The Future of Bioelectronics Medicine

The future certainly looks bright for bioelectronics medicine. More research to verify the credibility of this technology is still underway. However, the fact that it has shown remarkable results in just a short span of time is just incredible;

We can only hope that this technology will be used extensively to benefit more people in the near future.

Nuclear Medicine And Radiation

One of the recent branches of medical science is the nuclear medicine. Besides various elements, nuclear medicine uses radiation for generating diagnostic information relating to the functioning of specific organs. Such radiation is also utilized for treatment of ailing organs. Such diagnostic processes have now become a routine affair in medical science.

Use of Radioisotopes and Radiotherapy

Radioisotopes for radiotherapy are severally used in the treatment of

• Cancer of any type.
• Tumors and other external and internal disfigurations in human anatomy.
• It targets the damaged, effected, or ailing cells and destroys them.
• Since use is painless the demands are growing rapidly.

Use of Radioisotopes in Nuclear Medicine

In nuclear medicine, the radioisotopes are used for detecting the specific functions of the organs or for treating the diseases. The reasons for its widespread use are

• Diagnosis is quick and accurate about the illness of the patient.
• Organs like thyroid, bones, heart, and liver can get damaged pretty easily, and disorders in their functioning can be detected using radiations.
• As many as five Nobel laureates were associated with development of radioisotopes based detecting methods in medical science.
• More than ten thousand hospitals across the globe use radioisotopes in medicine.
• 90% of these uses are for diagnostic purposes.

Commonly radioisotope utilized in diagnosis is the technetium-99 that is practiced in over thirty million procedures a year accounting for over 80% of all medicine procedures in the world.

After most of all the nuclear-applied medicine procedures, it is usually great to drink a good amount of fluids and urinate as numerous as you can. This helps one to flush all the remaining radioactivity out of one's body. The length of period you need to do it will depend on the radiopharmaceutical that was used. Again, it is best to inquire your doctor.
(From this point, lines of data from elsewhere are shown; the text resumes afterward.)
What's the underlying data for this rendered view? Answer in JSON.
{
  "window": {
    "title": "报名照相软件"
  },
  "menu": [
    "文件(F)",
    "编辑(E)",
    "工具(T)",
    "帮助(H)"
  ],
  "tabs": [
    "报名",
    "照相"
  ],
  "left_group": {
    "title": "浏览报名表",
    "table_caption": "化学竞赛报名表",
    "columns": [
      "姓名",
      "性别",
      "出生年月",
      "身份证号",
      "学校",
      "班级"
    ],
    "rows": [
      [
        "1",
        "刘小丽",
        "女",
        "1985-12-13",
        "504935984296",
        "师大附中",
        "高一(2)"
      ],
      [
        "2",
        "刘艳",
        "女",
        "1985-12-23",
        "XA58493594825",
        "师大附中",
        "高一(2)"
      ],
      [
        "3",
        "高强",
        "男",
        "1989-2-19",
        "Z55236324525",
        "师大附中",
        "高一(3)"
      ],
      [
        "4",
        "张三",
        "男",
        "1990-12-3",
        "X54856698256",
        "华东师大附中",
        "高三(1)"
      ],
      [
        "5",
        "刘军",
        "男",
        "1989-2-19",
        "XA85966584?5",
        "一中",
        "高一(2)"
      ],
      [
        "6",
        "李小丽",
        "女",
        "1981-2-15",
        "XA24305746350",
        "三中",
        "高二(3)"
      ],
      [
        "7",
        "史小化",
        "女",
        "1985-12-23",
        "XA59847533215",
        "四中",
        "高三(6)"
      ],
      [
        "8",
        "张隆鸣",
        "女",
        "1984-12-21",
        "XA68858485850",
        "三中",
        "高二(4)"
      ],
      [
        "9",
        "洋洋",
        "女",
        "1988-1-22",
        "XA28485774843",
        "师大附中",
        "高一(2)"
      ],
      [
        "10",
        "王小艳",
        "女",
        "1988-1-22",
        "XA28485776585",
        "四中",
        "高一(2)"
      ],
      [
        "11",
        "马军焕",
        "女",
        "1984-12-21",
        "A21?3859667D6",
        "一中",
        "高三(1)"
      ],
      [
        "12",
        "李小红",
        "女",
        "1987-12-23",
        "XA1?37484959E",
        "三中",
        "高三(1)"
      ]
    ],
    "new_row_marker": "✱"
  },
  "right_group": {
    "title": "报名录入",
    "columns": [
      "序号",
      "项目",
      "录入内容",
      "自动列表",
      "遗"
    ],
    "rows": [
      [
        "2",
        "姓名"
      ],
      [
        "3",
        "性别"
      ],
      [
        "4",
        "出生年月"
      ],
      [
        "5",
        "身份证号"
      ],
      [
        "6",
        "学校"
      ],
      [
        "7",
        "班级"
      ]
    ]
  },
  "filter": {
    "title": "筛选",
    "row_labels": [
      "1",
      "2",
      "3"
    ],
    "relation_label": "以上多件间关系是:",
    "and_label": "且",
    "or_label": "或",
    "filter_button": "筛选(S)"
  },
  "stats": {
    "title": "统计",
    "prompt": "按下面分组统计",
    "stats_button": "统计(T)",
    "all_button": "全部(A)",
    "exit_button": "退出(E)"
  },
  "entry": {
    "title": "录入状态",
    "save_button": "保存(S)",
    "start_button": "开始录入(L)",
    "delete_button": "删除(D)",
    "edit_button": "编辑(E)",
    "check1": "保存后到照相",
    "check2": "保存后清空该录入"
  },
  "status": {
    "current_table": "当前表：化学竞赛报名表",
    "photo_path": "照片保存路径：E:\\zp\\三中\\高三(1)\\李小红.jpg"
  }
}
Frequencies of Radioisotopes Use

26% of the world population resides in developed countries. The frequency of use of nuclear medicines and therefore radioisotopes in these countries come to 1.9% per annum. Over 18 million frequencies are used in the United States alone for around 305 million people. Such frequencies in Europe come to about ten million for 500 million people. Use of radioisotopes comes to around 560,000 in Australia for 21 million people.

Specific Use of Radioisotopes in Medical Procedures

36% of the total radiation exposure is used for the computed X-ray tomography or CT scan as they are popularly known. According to the US National Council on the Radiation Protection and Measurements Report of the year 2009, the exposure to radiation in has increased from 3.6 millisieverts to that of 6.2 millisieverts during 1980-2010.

Nuclear Cardiology has gained great popularity world wide. Nuclear Medicine for the therapeutic objectives is currently being used for medication of cancers, various medical conditions affecting the thyroid gland, and scar - tissue removal.